I was going through some online examples on how to employ large language models for information retrieval and was about to explore open-source solutions for that objective. I found in some tutorials that HuggingFaceInstructEmbeddings
are quite good for documents representation and the LLaMA-2
from Meta AI is sufficiently good for text generation. However, when I try to run very simple example I see the error message openai.error.RateLimitError
which in my understanding doesn't have anything to do with non-OpenAI solutions. Any ideas what may be causing the error? I will soon acquire a paid subcription for OpenAI API anyway but it would be extremely useful for me to understand why such an error arises where one doesn't expect it.
P.S. I have to write lines 2 and 3 because for the same unknown reason it expects me to provide the key.
Brief description of my code snippet:
- I provide a PDF and a question I want to be answered using contents of that document
- The document is read, split, converted to vector representation using the provided embedding function and stored in the vector store
- The question is converted into vector representation and most similar documents from the vector store are found
- Found documents are used to generate answer to the question.
import sys
import os
os.environ['OPENAI_API_KEY'] = 'my_open_api_key'
from langchain.document_loaders import PyPDFLoader
from langchain.text_splitter import RecursiveCharacterTextSplitter
from langchain.vectorstores import Chroma
from langchain.llms import Ollama
from langchain.agents.agent_toolkits import create_vectorstore_agent
from langchain.agents.agent_toolkits import VectorStoreInfo, VectorStoreToolkit
from langchain.embeddings import HuggingFaceInstructEmbeddings
rcts = RecursiveCharacterTextSplitter(chunk_size=1000, chunk_overlap=100)
embedding = HuggingFaceInstructEmbeddings(model_name='hkunlp/instructor-xl')

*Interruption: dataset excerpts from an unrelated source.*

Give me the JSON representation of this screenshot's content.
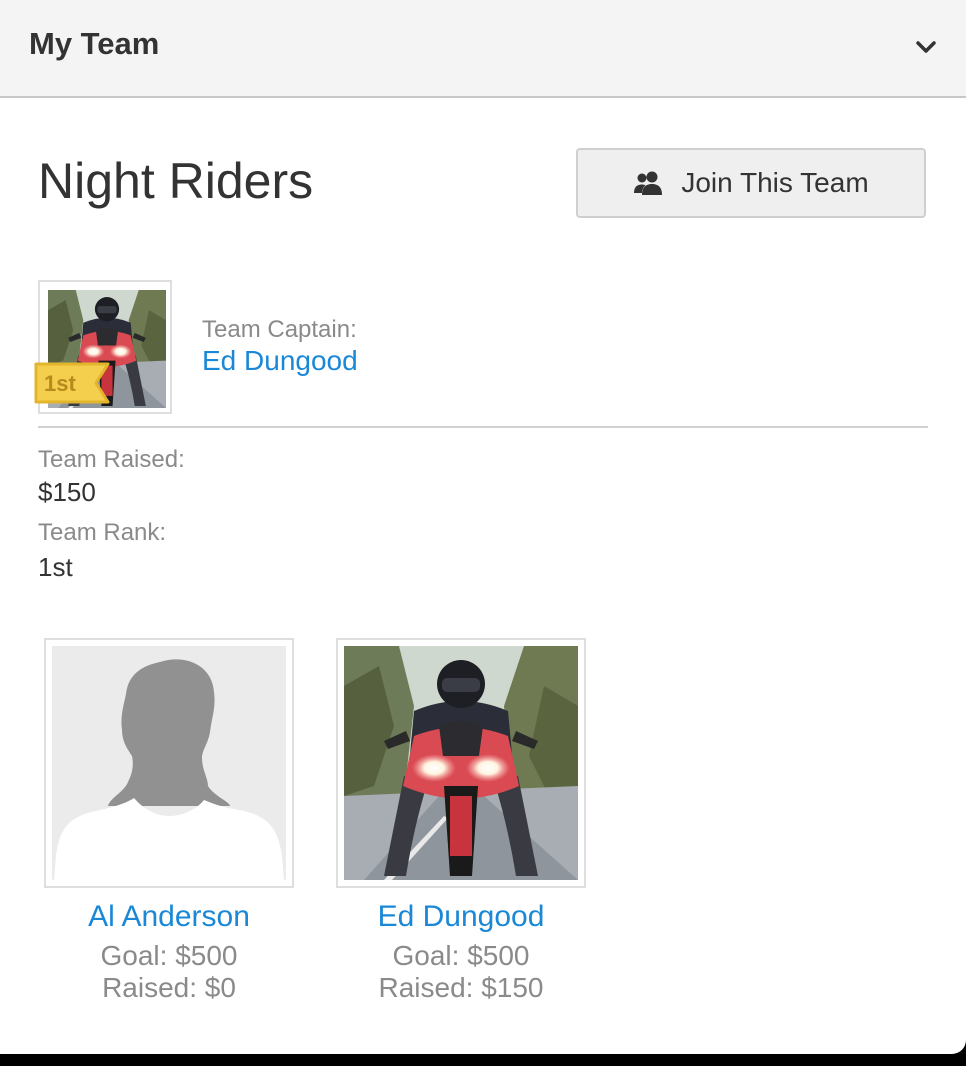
{
  "header": {
    "title": "My Team"
  },
  "team": {
    "name": "Night Riders",
    "join_label": "Join This Team",
    "captain_label": "Team Captain:",
    "captain_name": "Ed Dungood",
    "captain_rank_badge": "1st",
    "raised_label": "Team Raised:",
    "raised_value": "$150",
    "rank_label": "Team Rank:",
    "rank_value": "1st"
  },
  "members": [
    {
      "name": "Al Anderson",
      "goal": "Goal: $500",
      "raised": "Raised: $0",
      "photo": "default-avatar-silhouette"
    },
    {
      "name": "Ed Dungood",
      "goal": "Goal: $500",
      "raised": "Raised: $150",
      "photo": "motorcycle-rider-photo"
    }
  ],
  "colors": {
    "link": "#1a88d6",
    "badge": "#f3cf4d",
    "header_bg": "#f4f4f4"
  }
}
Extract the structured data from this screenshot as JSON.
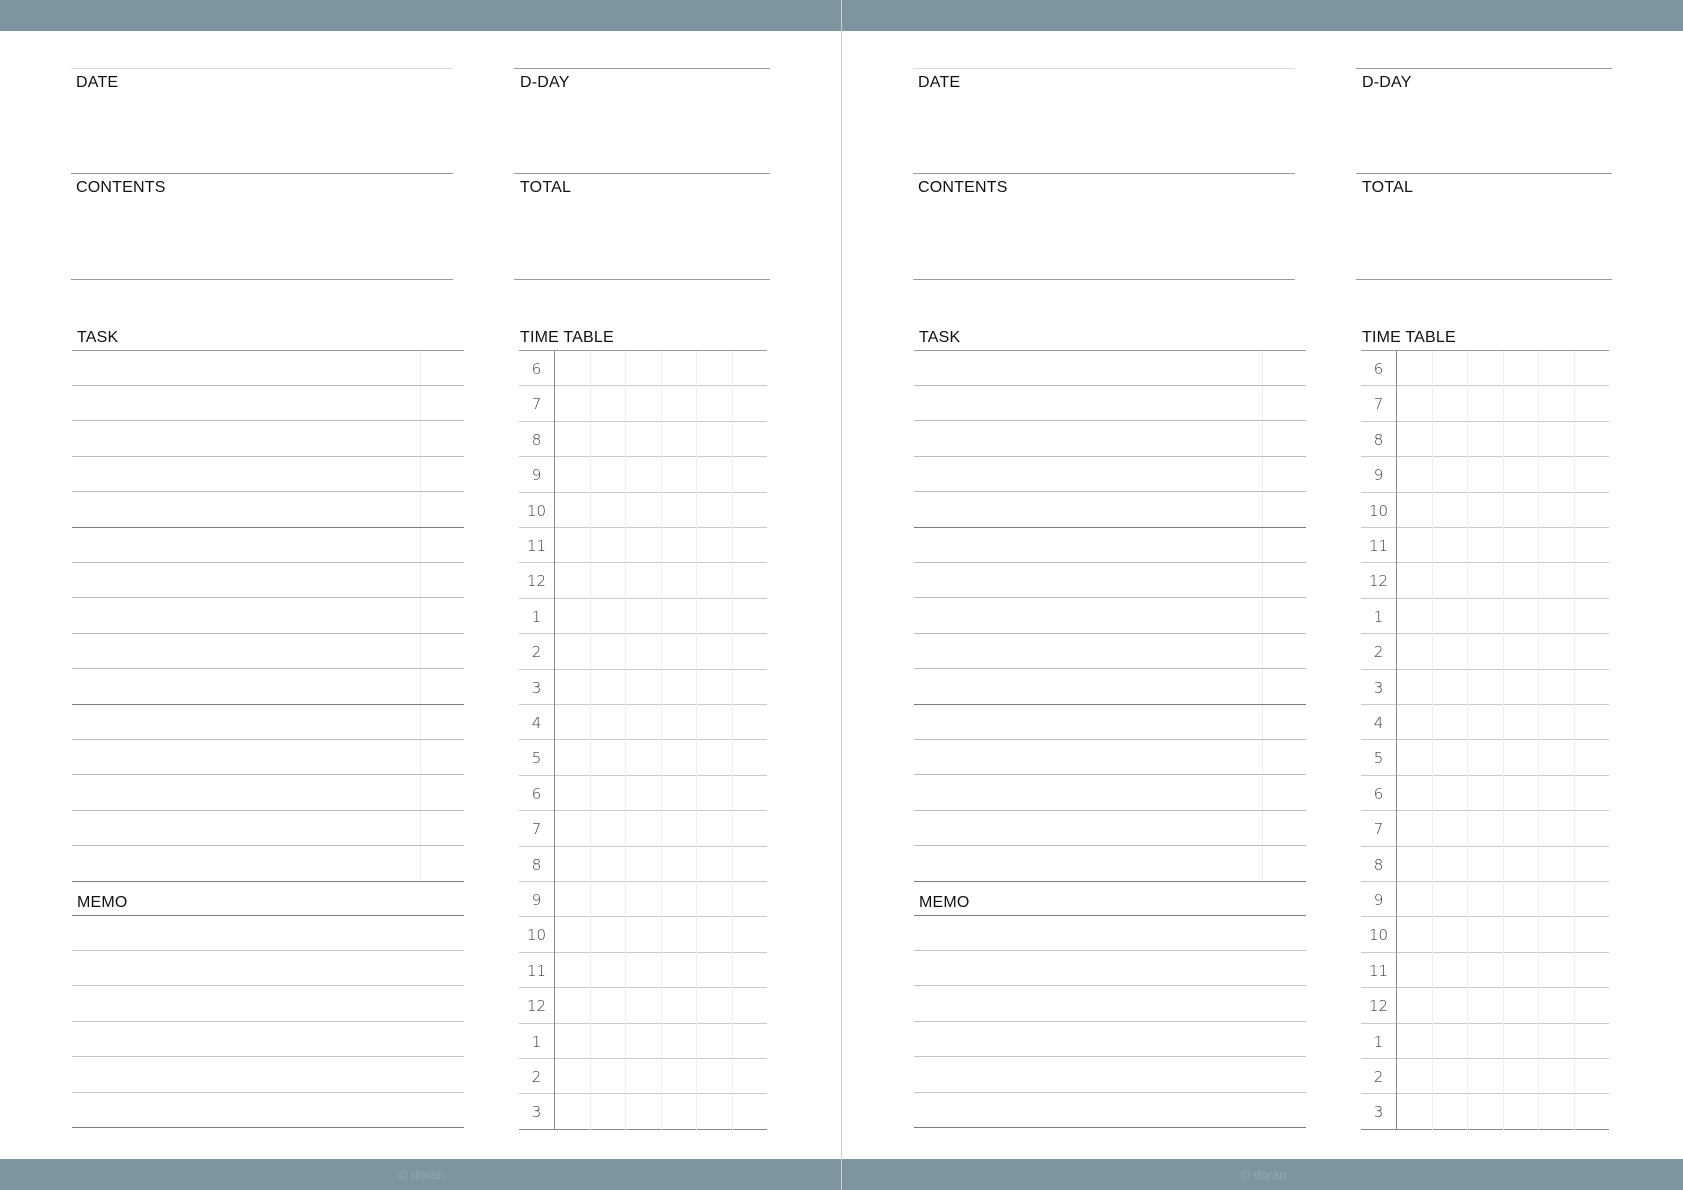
{
  "pages": [
    {
      "date_label": "DATE",
      "dday_label": "D-DAY",
      "contents_label": "CONTENTS",
      "total_label": "TOTAL",
      "task_label": "TASK",
      "timetable_label": "TIME TABLE",
      "memo_label": "MEMO",
      "credit": "© doran"
    },
    {
      "date_label": "DATE",
      "dday_label": "D-DAY",
      "contents_label": "CONTENTS",
      "total_label": "TOTAL",
      "task_label": "TASK",
      "timetable_label": "TIME TABLE",
      "memo_label": "MEMO",
      "credit": "© doran"
    }
  ],
  "hours": [
    "6",
    "7",
    "8",
    "9",
    "10",
    "11",
    "12",
    "1",
    "2",
    "3",
    "4",
    "5",
    "6",
    "7",
    "8",
    "9",
    "10",
    "11",
    "12",
    "1",
    "2",
    "3"
  ],
  "colors": {
    "band": "#7e95a0",
    "gutter": "#c9d1d6"
  }
}
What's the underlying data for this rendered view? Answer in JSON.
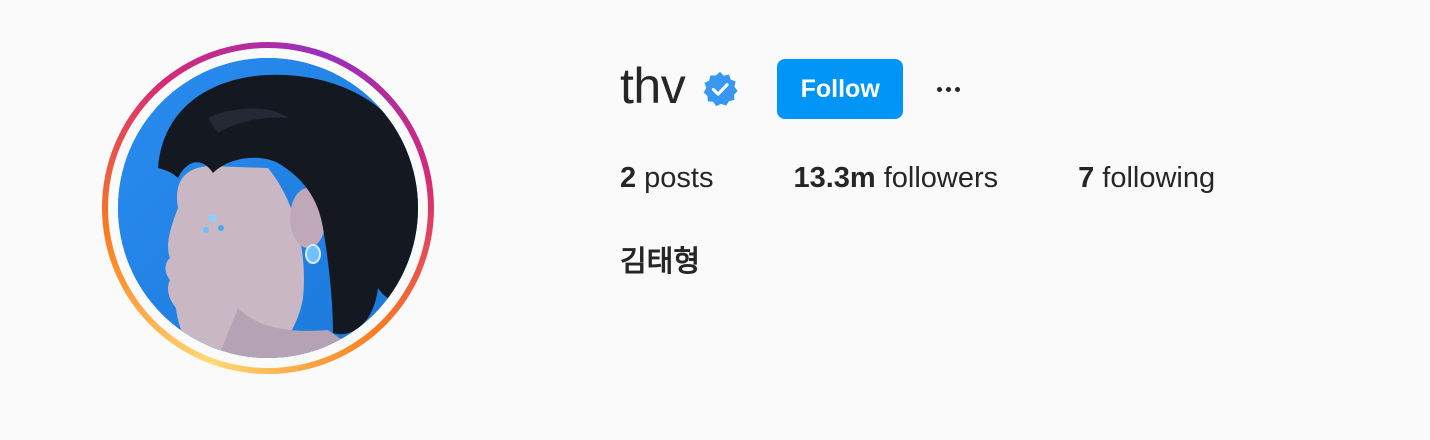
{
  "profile": {
    "username": "thv",
    "full_name": "김태형",
    "verified": true,
    "follow_label": "Follow",
    "more_icon": "more-horizontal-icon"
  },
  "stats": [
    {
      "value": "2",
      "label": "posts"
    },
    {
      "value": "13.3m",
      "label": "followers"
    },
    {
      "value": "7",
      "label": "following"
    }
  ],
  "colors": {
    "accent": "#0095f6",
    "verified_badge": "#3897f0",
    "text": "#262626",
    "background": "#fafafa",
    "story_ring": [
      "#feda75",
      "#fa7e1e",
      "#d62976",
      "#962fbf"
    ]
  }
}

def init_vectorstore(pdf_fn):
loader = PyPDFLoader(pdf_fn)
data = loader.load()
splits = rcts.split_documents(data)
return Chroma.from_documents(documents=splits, embedding=embedding)
def main(llm, pdf_fn, question):
vs = init_vectorstore(pdf_fn)
vi = VectorStoreInfo(name='vsi', description='simple example', vectorstore=vs)
toolkit = VectorStoreToolkit(vectorstore_info=vi)
agent_executor = create_vectorstore_agent(llm=llm, toolkit=toolkit, verbose=False)
agent_executor.run(question)
print(response)
if __name__ == '__main__':
llm = Ollama(model='llama2', temperature=1e-10)
pdf_fn, question = sys.argv[1:3]
main(llm, pdf_fn, question)
I won't paste the complete error trace as it's too big but eventually it looks like this:
Traceback (most recent call last):
File "/Users/rsuleimanov/Documents/llm_deeds/cookbook/error_example.py", line 38, in <module>
main(llm, pdf_fn, question)
File "/Users/rsuleimanov/Documents/llm_deeds/cookbook/error_example.py", line 29, in main
agent_executor.run(question)
...
File "/Users/rsuleimanov/Documents/llm_deeds/langchainenv/lib/python3.9/site-packages/openai/api_requestor.py", line 687, in _interpret_response_line
raise self.handle_error_response(
openai.error.RateLimitError: You exceeded your current quota, please check your plan and billing details.